Disambiguation Step 1: Constructing Canopies

1. Constructing Canopies | 2. Applying Similarity Metrics | 3. Clustering by Similarity Score| 4. Clustering Algorithms Evaluation

The first step in the disambiguation process is to identify records that might represent the same entity (i.e., inventor or assignee). This process uses a series of rules to group mentions into canopies, and each mention of an inventor or an assignee could be included in multiple canopies. The rules for forming canopies were developed empirically by testing many different approaches until a set of rules that divided the mentions efficiently was established.

Overview

Rules for clustering assignees are different than the rules used for clustering inventors. To further break down how this process works, one must understand the difference between patent assignees and inventors.   

  • The inventor associated with a patent refers to the individual that initially conceived of the invention for which the patent confers rights. 
  • The assignee refers to the entity that holds property rights for the patent. This is typically a company, university, research lab, or other patent-owning entity. 

Sometimes, the inventor and assignee are the same, but it is more likely that a company or organization will be the assignee. Many times, patents are developed by employees of an organization that reserves the property rights for patents associated with any invention created by an employee while working for them.  
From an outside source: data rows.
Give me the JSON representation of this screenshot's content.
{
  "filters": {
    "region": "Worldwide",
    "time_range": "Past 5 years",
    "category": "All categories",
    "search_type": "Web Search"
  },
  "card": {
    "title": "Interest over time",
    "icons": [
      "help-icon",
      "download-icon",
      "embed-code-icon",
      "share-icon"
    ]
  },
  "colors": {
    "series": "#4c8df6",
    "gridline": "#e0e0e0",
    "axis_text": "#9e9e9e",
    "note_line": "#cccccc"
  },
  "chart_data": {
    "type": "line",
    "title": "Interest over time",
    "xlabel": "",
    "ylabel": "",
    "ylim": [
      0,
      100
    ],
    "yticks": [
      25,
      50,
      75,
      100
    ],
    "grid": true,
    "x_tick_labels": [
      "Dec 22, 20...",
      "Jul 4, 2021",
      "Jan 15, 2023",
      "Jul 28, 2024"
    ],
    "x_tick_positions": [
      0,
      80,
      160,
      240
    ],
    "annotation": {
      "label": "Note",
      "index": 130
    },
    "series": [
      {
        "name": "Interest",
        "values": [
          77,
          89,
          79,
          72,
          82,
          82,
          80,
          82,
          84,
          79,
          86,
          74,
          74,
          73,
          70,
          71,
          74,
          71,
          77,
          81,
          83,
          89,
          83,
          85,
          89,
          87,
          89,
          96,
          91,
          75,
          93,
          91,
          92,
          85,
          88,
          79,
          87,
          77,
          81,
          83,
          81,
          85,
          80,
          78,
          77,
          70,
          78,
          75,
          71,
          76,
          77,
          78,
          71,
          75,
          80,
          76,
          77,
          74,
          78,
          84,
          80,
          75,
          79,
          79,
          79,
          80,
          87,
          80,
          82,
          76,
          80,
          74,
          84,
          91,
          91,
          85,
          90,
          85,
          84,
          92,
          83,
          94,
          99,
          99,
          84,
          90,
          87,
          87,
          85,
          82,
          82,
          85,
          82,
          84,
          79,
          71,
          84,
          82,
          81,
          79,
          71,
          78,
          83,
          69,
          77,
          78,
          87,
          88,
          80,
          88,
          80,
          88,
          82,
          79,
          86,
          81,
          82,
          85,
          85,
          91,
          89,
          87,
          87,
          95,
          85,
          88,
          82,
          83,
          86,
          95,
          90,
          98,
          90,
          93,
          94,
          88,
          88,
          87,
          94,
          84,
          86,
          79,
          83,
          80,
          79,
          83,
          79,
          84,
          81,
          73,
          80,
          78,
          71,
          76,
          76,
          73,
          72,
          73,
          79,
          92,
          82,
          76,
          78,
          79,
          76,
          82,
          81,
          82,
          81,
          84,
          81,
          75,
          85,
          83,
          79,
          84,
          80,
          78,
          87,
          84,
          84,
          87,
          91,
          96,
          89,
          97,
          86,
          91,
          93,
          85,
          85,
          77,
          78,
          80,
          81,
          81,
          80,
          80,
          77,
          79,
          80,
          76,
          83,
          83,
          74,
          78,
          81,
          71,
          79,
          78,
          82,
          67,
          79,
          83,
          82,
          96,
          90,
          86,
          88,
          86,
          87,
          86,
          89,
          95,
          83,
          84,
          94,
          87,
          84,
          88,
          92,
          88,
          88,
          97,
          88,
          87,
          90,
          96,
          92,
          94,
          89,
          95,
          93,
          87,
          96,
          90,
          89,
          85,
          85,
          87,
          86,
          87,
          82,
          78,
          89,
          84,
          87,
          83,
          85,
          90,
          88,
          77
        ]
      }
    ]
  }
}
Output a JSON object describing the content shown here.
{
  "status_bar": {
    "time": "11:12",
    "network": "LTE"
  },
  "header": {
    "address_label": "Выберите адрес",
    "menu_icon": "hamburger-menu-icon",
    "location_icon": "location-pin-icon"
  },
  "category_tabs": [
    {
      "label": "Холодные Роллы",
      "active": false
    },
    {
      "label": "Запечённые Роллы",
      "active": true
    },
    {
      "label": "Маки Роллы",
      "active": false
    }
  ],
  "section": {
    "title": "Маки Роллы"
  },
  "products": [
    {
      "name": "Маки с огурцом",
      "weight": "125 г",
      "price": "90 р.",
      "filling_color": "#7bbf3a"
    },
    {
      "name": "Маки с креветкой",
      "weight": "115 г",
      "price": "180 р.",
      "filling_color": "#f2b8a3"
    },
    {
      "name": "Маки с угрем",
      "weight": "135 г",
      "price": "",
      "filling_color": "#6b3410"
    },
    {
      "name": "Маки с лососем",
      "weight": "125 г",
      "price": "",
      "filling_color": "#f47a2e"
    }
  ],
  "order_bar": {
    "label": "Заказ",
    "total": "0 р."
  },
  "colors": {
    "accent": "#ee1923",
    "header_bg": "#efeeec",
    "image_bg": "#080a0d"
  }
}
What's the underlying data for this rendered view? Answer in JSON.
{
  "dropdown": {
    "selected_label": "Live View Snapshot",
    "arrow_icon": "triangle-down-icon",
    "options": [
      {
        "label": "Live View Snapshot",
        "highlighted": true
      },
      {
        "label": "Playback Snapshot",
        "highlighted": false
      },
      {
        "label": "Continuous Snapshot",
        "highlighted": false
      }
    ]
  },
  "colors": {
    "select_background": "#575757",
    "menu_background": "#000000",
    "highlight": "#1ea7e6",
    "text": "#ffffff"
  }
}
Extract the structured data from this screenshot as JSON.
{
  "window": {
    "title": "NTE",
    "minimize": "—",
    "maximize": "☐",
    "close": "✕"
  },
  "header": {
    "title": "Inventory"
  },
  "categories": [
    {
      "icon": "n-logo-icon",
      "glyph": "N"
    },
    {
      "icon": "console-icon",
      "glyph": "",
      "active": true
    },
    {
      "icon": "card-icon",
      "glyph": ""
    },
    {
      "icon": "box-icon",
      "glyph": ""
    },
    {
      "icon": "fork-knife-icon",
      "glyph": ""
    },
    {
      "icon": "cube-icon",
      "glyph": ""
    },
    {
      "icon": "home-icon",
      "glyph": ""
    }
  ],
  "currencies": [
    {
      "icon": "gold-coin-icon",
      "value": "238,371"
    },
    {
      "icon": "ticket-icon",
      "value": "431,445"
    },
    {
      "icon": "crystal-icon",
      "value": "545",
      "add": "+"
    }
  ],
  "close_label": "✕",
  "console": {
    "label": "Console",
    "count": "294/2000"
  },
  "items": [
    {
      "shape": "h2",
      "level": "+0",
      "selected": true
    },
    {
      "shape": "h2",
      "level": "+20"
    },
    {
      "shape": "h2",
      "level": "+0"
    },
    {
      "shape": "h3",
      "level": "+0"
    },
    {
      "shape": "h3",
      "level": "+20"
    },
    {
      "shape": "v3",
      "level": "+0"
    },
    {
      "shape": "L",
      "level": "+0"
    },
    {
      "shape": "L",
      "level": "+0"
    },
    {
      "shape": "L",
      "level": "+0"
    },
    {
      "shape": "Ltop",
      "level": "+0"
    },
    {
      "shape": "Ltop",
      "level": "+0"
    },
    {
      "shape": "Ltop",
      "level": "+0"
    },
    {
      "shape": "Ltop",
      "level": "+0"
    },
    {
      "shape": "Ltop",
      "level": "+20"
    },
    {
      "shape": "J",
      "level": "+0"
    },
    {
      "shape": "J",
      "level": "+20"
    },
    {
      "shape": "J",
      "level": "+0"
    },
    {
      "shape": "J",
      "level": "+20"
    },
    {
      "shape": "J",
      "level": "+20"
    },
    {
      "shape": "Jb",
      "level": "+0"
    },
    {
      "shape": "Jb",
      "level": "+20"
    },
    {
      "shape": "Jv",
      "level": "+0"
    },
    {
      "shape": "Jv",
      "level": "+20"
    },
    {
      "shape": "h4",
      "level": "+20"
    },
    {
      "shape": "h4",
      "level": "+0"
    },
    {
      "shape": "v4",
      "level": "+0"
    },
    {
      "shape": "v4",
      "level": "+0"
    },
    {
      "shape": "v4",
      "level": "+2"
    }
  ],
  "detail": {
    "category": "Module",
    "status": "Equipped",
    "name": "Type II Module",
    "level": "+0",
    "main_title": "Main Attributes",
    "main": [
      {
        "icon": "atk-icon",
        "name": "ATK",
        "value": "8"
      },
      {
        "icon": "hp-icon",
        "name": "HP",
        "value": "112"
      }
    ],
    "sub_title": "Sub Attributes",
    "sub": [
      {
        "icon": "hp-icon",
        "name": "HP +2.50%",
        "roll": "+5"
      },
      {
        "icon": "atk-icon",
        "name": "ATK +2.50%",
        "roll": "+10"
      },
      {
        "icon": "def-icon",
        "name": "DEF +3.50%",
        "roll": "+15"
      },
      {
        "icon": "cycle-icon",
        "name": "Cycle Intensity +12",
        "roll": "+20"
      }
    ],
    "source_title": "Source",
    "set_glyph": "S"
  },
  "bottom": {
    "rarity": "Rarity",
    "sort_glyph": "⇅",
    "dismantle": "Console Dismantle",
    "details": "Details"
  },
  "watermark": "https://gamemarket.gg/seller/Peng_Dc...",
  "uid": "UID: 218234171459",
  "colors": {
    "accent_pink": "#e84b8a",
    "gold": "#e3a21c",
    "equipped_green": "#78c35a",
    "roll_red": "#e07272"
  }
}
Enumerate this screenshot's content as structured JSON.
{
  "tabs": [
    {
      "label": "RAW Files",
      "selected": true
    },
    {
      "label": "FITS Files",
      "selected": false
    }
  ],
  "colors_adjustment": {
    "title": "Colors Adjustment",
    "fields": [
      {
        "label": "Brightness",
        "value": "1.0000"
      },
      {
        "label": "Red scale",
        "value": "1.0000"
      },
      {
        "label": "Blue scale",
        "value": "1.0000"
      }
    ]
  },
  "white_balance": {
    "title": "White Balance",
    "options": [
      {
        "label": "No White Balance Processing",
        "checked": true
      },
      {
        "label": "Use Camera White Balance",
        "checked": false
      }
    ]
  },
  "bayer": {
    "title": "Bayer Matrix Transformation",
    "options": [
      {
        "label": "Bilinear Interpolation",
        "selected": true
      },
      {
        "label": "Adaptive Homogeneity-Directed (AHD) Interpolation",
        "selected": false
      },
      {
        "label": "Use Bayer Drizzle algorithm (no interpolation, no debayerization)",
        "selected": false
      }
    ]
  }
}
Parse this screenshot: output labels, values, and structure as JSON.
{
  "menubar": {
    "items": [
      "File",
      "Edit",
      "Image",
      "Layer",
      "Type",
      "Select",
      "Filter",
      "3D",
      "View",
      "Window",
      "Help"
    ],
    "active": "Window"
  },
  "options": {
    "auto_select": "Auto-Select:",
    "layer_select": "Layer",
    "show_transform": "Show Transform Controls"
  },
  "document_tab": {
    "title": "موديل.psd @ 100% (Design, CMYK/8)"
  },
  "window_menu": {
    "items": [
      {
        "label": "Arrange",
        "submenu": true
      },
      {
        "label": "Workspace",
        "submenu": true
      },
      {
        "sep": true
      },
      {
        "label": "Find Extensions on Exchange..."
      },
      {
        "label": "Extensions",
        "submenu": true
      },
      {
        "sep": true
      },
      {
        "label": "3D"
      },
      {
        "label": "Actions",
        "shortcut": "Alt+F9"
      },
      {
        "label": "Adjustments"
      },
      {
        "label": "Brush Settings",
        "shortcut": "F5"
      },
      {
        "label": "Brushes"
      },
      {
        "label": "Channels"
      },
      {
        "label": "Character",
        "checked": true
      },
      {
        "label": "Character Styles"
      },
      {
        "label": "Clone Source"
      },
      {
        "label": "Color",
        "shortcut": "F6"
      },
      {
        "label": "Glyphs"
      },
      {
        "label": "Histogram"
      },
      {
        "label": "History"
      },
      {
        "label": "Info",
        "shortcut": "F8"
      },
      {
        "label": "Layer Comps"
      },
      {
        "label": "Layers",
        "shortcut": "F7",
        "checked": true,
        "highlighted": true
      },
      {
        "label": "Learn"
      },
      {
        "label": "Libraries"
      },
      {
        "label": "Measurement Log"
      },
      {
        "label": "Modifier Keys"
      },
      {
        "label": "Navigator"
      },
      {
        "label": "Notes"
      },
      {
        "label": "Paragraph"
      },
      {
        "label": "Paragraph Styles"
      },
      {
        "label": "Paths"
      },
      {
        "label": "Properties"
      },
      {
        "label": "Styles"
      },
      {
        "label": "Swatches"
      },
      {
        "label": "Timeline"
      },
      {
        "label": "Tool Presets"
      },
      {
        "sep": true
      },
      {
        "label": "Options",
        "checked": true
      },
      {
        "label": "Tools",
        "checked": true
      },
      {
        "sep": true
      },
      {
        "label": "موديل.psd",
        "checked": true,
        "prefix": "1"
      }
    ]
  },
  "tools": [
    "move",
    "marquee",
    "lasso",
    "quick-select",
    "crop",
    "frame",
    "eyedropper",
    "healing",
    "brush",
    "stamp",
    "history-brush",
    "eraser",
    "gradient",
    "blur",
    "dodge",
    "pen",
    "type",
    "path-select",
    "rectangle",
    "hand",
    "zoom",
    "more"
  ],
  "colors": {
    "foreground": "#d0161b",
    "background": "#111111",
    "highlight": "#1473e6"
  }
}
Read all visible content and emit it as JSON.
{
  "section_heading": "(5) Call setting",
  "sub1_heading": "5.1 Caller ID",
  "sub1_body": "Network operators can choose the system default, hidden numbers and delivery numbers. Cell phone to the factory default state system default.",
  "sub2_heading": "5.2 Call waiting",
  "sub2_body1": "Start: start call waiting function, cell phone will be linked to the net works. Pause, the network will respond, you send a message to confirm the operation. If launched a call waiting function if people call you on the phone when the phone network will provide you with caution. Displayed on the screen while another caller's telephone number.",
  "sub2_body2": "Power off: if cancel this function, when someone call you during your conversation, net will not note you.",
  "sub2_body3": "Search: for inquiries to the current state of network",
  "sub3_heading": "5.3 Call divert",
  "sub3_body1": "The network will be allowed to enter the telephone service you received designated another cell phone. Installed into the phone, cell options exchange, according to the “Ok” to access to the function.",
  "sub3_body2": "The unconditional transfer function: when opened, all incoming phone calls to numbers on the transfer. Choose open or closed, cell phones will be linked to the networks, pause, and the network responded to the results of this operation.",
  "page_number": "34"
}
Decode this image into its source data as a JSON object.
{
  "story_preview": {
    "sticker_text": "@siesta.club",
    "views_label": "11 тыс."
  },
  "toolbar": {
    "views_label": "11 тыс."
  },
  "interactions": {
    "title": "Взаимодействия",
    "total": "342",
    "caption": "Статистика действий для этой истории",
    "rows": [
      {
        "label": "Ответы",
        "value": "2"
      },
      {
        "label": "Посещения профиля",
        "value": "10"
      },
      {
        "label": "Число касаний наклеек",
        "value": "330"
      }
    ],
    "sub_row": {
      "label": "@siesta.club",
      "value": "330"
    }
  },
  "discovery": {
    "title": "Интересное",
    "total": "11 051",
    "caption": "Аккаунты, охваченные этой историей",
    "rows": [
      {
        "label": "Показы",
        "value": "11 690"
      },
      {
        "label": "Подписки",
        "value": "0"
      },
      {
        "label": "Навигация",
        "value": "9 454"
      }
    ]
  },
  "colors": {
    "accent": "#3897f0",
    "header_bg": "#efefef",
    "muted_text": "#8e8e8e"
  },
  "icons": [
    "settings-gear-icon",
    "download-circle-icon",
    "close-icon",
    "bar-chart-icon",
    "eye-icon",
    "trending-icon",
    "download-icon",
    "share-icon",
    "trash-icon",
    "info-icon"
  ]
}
Breaking Down Canopies Into Clusters 

Assignee Canopies 

The algorithm uses an exact four-character overlap of the beginning of any word or name of the organization as the criteria for creating assignee canopies.[1] For example, if we have the four mentions (a) “General Electric,” (b) “General Electirc,” (c) “Motorola,” and (d) “Motorola Electronics,” the algorithm would create three separate canopies that represent three distinct sets of four characters: “gene,” “elec,” and “moto.” Assignees with multiple word names are grouped into canopies of the first four letters of each word in the organization name (e.g. “Blue Ocean Systems” would be included in the “blue,” “ocea,” and “syst” canopies). Figure 2 is a visual representation of how these mentions are divided into canopies. Note that some mentions (e.g., “General Electric”) appear in multiple canopies.

Canopy Assignment

The approach described for organizations is also used for assignees who are individuals. Canopies are created based on the overlap between the first four characters of the individual name. The more in-depth approach described for inventors (in the next section) is not used for assignees who are individuals because there are relatively few mentions in this category and disambiguation using this approach is therefore not computationally taxing. 

Inventor Canopies 

Inventor canopies, unlike assignees, are nonoverlapping. Each inventor is assigned to a single canopy that is based on the inventor’s first two initials and last name. 

Figure 3 shows this process visually. 

Inventor Canopies

 


[1] In computer science terms, an exact four-character overlap is called a character prefix 4-gram overlap.